Now, it was mid-winter. She had carried the last doll with her for half a year, always close, always ready. And each time she had reached for it, she had paused, had fingered it gingerly, then returned it to her pocket. But now…
“Hello, Tish.”
His voice was liquid ice, swirling around her ankles and slowing her steps, curling around her middle, freezing her lungs, frosting her lips as they slipped barely open in an inaudible gasp. Her feet stopped.
Help! she prayed, a sob strangling the inside of her frozen throat. Please, help!

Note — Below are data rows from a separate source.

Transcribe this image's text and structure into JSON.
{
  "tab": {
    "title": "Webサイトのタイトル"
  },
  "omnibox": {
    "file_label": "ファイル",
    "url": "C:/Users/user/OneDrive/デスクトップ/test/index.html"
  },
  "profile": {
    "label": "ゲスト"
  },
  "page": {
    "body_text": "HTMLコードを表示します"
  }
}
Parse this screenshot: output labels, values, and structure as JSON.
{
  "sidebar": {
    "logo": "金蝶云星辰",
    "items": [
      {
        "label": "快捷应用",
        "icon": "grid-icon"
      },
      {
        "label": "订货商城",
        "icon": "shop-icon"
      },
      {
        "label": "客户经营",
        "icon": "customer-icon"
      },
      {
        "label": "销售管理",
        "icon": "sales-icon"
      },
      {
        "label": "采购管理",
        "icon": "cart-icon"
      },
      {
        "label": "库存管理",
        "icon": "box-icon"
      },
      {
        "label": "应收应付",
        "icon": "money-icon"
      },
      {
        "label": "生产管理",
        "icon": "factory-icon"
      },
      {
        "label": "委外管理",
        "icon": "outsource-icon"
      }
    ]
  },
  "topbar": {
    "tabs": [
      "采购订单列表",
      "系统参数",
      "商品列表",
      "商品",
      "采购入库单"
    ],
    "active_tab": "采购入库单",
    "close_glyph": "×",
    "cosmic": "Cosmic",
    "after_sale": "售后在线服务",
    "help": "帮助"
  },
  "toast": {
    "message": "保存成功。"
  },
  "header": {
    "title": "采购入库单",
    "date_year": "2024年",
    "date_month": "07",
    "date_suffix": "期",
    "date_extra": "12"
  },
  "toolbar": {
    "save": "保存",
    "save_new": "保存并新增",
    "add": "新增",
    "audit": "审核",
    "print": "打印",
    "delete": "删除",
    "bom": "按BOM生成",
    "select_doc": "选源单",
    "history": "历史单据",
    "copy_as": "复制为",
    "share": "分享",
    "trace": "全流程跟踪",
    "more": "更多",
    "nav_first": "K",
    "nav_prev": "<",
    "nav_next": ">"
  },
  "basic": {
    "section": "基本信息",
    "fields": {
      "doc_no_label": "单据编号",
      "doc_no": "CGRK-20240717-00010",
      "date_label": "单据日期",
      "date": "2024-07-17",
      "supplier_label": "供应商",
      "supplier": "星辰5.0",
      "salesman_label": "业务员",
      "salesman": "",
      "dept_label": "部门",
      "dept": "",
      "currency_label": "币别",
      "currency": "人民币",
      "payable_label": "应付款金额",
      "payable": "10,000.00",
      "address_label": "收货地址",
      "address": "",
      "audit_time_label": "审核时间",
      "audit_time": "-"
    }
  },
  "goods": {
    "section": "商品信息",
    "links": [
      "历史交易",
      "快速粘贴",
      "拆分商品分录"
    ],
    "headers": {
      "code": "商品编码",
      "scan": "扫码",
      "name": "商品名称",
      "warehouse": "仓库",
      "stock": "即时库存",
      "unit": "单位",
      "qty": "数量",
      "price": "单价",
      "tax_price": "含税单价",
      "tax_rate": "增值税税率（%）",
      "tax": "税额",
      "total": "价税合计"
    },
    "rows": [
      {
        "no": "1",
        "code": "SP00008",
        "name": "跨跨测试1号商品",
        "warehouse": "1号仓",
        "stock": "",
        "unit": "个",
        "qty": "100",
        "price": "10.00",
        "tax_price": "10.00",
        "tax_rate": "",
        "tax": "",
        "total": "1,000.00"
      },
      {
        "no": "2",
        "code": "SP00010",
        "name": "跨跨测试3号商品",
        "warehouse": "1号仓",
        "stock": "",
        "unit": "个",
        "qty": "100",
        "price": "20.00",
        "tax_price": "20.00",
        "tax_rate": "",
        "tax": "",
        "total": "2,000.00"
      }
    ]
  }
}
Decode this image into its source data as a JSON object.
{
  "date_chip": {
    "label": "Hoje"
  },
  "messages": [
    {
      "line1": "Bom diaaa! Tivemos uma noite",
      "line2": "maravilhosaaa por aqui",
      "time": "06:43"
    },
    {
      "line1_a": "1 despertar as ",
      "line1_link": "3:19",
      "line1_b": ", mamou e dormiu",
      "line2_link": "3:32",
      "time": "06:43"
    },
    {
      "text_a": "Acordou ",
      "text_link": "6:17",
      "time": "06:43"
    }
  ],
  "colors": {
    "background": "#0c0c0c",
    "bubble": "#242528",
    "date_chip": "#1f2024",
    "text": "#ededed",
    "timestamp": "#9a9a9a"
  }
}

I’m here, a gentle presence inside her seemed to whisper. Use it now, My child.
Tish squeezed her fist, cracking the tiny doll.
Warmth bloomed within her hand, running through her bones, thawing her from the inside out. It lit a flame in her chest, the smallest fire of all the dolls, yet it still burned warm with magic, mingling bravery with the fear, binding courage to the terror.
The doll didn’t hold much, it was so very small… but it was enough.
Tish turned, lifting her gaze to match his. “Hello, Sam.”